Friday, 26 September
A sleepless night, then a whole day of fretting, despondency, weariness. A sense of collapse. I feel as if I’ve hit rock bottom, with no way back up. I don’t even feel any curiosity about what will happen. How will the war end? How will we get out of the nightmare? I don’t know; I don’t want to know. I must resign myself to living. But never have I felt so down on my luck.
Saturday, 27 September
“Oh, the dreaming! the dreaming! the torturing, heartscalding, never-satisfying dreaming, dreaming, dreaming, dreaming.” I copy these lines from Shaw (John Bull's Other Island,)- how well they suit me! I live, as always, in a mindless series of dreams, passing from one to the other, incapable of waking up to reality. Around me are so many people—including the most simple and ordinary (Ficu Pascal, Willy Seianu, Nene Zaharia, Nene Moritz, Manolovici, Ficu Cahane, Iosi Rosen)—who, with the same hardships and obstacles, manage to clear some space for themselves, to keep their heads above water, to earn money, to live.

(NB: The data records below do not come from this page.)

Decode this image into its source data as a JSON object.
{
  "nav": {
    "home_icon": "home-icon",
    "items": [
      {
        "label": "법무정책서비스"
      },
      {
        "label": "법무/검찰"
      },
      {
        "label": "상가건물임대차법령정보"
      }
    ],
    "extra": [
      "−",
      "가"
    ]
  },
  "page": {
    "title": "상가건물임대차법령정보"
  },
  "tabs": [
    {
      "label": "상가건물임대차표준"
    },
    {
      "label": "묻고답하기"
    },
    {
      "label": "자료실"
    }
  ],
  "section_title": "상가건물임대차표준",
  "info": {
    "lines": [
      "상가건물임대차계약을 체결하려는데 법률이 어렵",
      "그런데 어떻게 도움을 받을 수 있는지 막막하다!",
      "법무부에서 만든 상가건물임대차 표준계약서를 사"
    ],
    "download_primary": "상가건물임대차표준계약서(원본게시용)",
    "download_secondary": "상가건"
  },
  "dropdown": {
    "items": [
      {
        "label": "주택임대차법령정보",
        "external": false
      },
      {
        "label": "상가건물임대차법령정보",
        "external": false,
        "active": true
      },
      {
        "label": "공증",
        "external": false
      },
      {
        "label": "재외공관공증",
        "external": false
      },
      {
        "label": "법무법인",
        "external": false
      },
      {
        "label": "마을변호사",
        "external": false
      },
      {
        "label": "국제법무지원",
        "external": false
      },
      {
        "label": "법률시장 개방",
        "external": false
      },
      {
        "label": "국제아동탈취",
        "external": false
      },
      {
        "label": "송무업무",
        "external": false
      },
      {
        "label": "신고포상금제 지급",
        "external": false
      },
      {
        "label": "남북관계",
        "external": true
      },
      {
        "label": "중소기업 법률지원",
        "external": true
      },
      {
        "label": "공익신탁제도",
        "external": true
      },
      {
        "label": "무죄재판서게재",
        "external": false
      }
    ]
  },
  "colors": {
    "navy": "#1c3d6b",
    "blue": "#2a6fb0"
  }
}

Only I sink to the bottom, defenseless, defeated, resigned, incapable of any gesture or effort. I feel too disgusted, too full of loathing, and in an attempt to forget things and bear up, I take open-eyed refuge for days on end in all manner of ridiculous dreams. I see myself in Geneva with a million Swiss francs (or sometimes only 300,000 or 100,000 or even 30,000); I settle into my old room in the Cornavin,5 or into an apartment on the lake (Igiroşeanu’s apartment) at Lausanne or Nyon. I see myself in London, as an editor at the BBC for forty pounds a month, or working all day at the British Museum and spending misty holidays somewhere by the sea. I see myself at the Russian front as the special correspondent of an American or London newspaper, where I am naturally an editor. I see myself in New York, and then—weary of all the noise—in a quiet provincial town, where I write smash-hit plays for Broadway without feeling curious enough to go and see them. I stay alone at home, with a powerful radio, an automatic gramophone, and hundreds of records of Bach, Mozart, and Beethoven. I have a car and travel around unknown parts of America. I see myself with Nadia in New York or California, but I have some problems because I don’t get on too well with her parents. I see myself on a yacht headed for Alexandretta, Egypt, Palestine, the Pacific—a small yacht on which there are only ten or twelve of us. We are poor but hardy, and in every port of call we are met with sympathy and curiosity. In a letter to the president of the PEN Club, I point out that, as a writer in exile who is a member of the association, I have been called upon to give a lecture (for a lot of money) about our life on board, and that I shall repeat this lecture in each port of call.